New York residents are familiar with grim stories from the old days of construction. More than two dozen workers perished during the construction of the Brooklyn Bridge; 60 died while working on the original World Trade Center. Regulations have been implemented since then in an effort to protect construction workers, but data suggests the problem continues in New York State.
A recent article pointed out that, in 2008, a number of crane accidents led to an overhaul of construction site safety rules. That year, there were 178 on-the-job injuries and 19 deaths at construction sites. The numbers decreased for a time, due in part to the economic crisis and slowdown of new construction.
In 2014, however, the number of injuries stood at 237, with 8 fatalities. The 2015 total is expected to be around 400 injuries, more than twice the 2008 total. Six construction workers have lost their lives this year to date.

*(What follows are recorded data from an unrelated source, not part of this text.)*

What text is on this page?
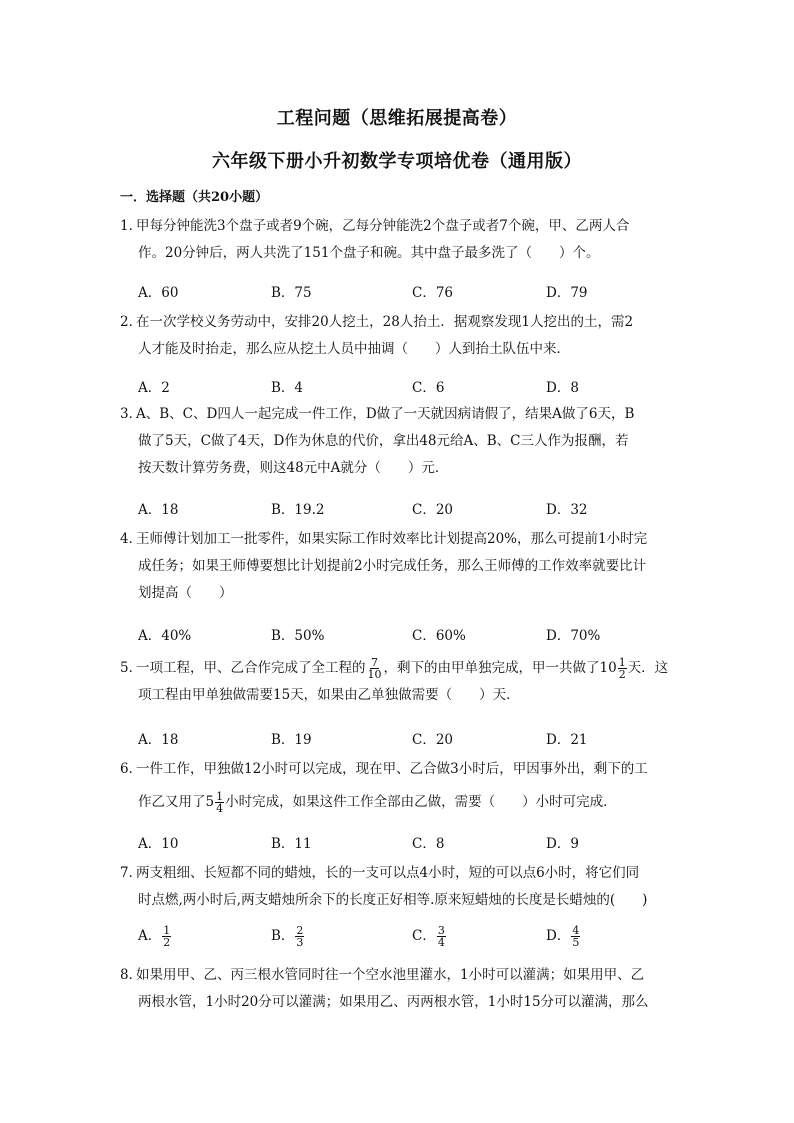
工程问题（思维拓展提高卷）
六年级下册小升初数学专项培优卷（通用版）
一．选择题（共20小题）
1．甲每分钟能洗3个盘子或者9个碗，乙每分钟能洗2个盘子或者7个碗，甲、乙两人合
作。20分钟后，两人共洗了151个盘子和碗。其中盘子最多洗了（　　）个。
A．60	B．75	C．76	D．79
2．在一次学校义务劳动中，安排20人挖土，28人抬土．据观察发现1人挖出的土，需2
人才能及时抬走，那么应从挖土人员中抽调（　　）人到抬土队伍中来．
A．2	B．4	C．6	D．8
3．A、B、C、D四人一起完成一件工作，D做了一天就因病请假了，结果A做了6天，B
做了5天，C做了4天，D作为休息的代价，拿出48元给A、B、C三人作为报酬，若
按天数计算劳务费，则这48元中A就分（　　）元．
A．18	B．19.2	C．20	D．32
4．王师傅计划加工一批零件，如果实际工作时效率比计划提高20%，那么可提前1小时完
成任务；如果王师傅要想比计划提前2小时完成任务，那么王师傅的工作效率就要比计
划提高（　　）
A．40%	B．50%	C．60%	D．70%
5．一项工程，甲、乙合作完成了全工程的 $\frac{7}{10}$ ，剩下的由甲单独完成，甲一共做了$10 \frac{1}{2}$ 天．这
项工程由甲单独做需要15天，如果由乙单独做需要（　　）天．
A．18	B．19	C．20	D．21
6．一件工作，甲独做12小时可以完成，现在甲、乙合做3小时后，甲因事外出，剩下的工
作乙又用了$5 \frac{1}{4}$ 小时完成，如果这件工作全部由乙做，需要（　　）小时可完成．
A．10	B．11	C．8	D．9
7．两支粗细、长短都不同的蜡烛，长的一支可以点4小时，短的可以点6小时，将它们同
时点燃,两小时后,两支蜡烛所余下的长度正好相等.原来短蜡烛的长度是长蜡烛的(　　)
A． $\frac{1}{2}$	B． $\frac{2}{3}$	C． $\frac{3}{4}$	D． $\frac{4}{5}$
8．如果用甲、乙、丙三根水管同时往一个空水池里灌水，1小时可以灌满；如果用甲、乙
两根水管，1小时20分可以灌满；如果用乙、丙两根水管，1小时15分可以灌满，那么
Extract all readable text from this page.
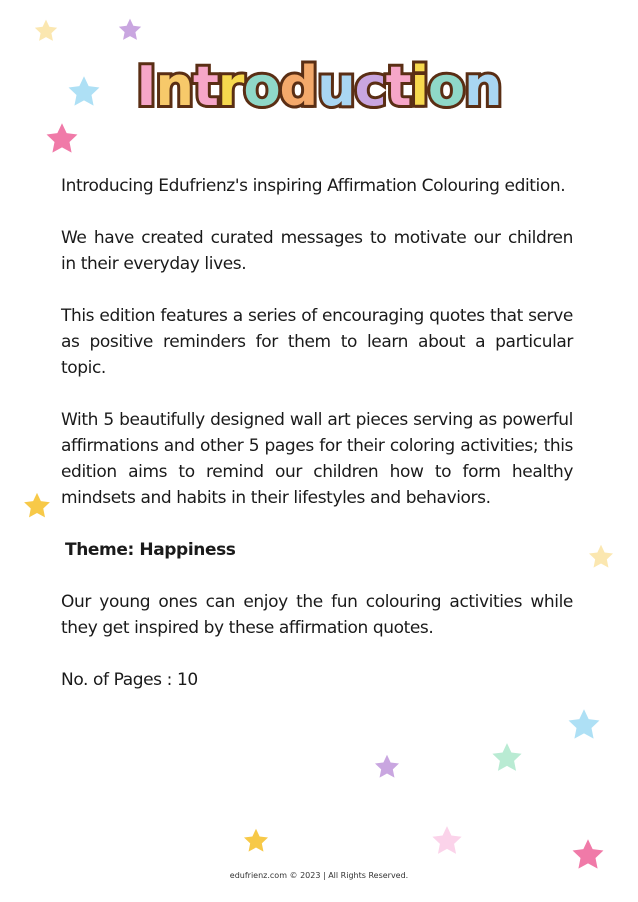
Introduction

Introducing Edufrienz's inspiring Affirmation Colouring edition.

We have created curated messages to motivate our children in their everyday lives.

This edition features a series of encouraging quotes that serve as positive reminders for them to learn about a particular topic.

With 5 beautifully designed wall art pieces serving as powerful affirmations and other 5 pages for their coloring activities; this edition aims to remind our children how to form healthy mindsets and habits in their lifestyles and behaviors.

Theme: Happiness

Our young ones can enjoy the fun colouring activities while they get inspired by these affirmation quotes.

No. of Pages : 10

edufrienz.com © 2023 | All Rights Reserved.
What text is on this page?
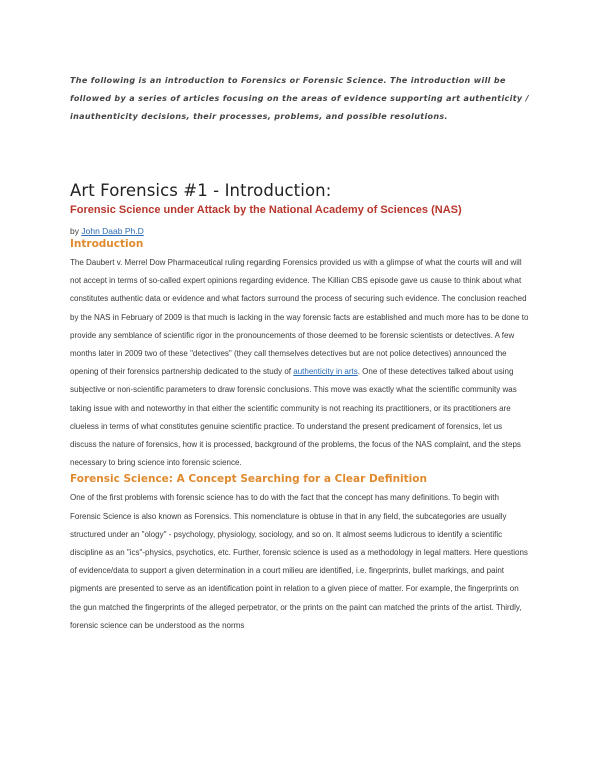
The following is an introduction to Forensics or Forensic Science. The introduction will be followed by a series of articles focusing on the areas of evidence supporting art authenticity / inauthenticity decisions, their processes, problems, and possible resolutions.

Art Forensics #1 - Introduction:
Forensic Science under Attack by the National Academy of Sciences (NAS)
by John Daab Ph.D
Introduction

The Daubert v. Merrel Dow Pharmaceutical ruling regarding Forensics provided us with a glimpse of what the courts will and will not accept in terms of so-called expert opinions regarding evidence. The Killian CBS episode gave us cause to think about what constitutes authentic data or evidence and what factors surround the process of securing such evidence. The conclusion reached by the NAS in February of 2009 is that much is lacking in the way forensic facts are established and much more has to be done to provide any semblance of scientific rigor in the pronouncements of those deemed to be forensic scientists or detectives. A few months later in 2009 two of these "detectives" (they call themselves detectives but are not police detectives) announced the opening of their forensics partnership dedicated to the study of authenticity in arts. One of these detectives talked about using subjective or non-scientific parameters to draw forensic conclusions. This move was exactly what the scientific community was taking issue with and noteworthy in that either the scientific community is not reaching its practitioners, or its practitioners are clueless in terms of what constitutes genuine scientific practice. To understand the present predicament of forensics, let us discuss the nature of forensics, how it is processed, background of the problems, the focus of the NAS complaint, and the steps necessary to bring science into forensic science.

Forensic Science: A Concept Searching for a Clear Definition

One of the first problems with forensic science has to do with the fact that the concept has many definitions. To begin with Forensic Science is also known as Forensics. This nomenclature is obtuse in that in any field, the subcategories are usually structured under an "ology" - psychology, physiology, sociology, and so on. It almost seems ludicrous to identify a scientific discipline as an "ics"-physics, psychotics, etc. Further, forensic science is used as a methodology in legal matters. Here questions of evidence/data to support a given determination in a court milieu are identified, i.e. fingerprints, bullet markings, and paint pigments are presented to serve as an identification point in relation to a given piece of matter. For example, the fingerprints on the gun matched the fingerprints of the alleged perpetrator, or the prints on the paint can matched the prints of the artist. Thirdly, forensic science can be understood as the norms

A major factor behind these numbers is considered to be the extent to which the state's strict safety codes go unenforced. Violations may persist on a job site until an actual accident draws regulators' attention (by which point it's too late to prevent an injury or death). Smaller construction sites also draw lower levels of oversight, with buildings of nine stories or fewer drawing only rare random inspections and typically not requiring a safety manager on site.
The problem is a complex one, although the danger to construction workers is plain and simple. A legal professional can help advocate for an injured construction worker and will help keep a case from becoming just another number on the books.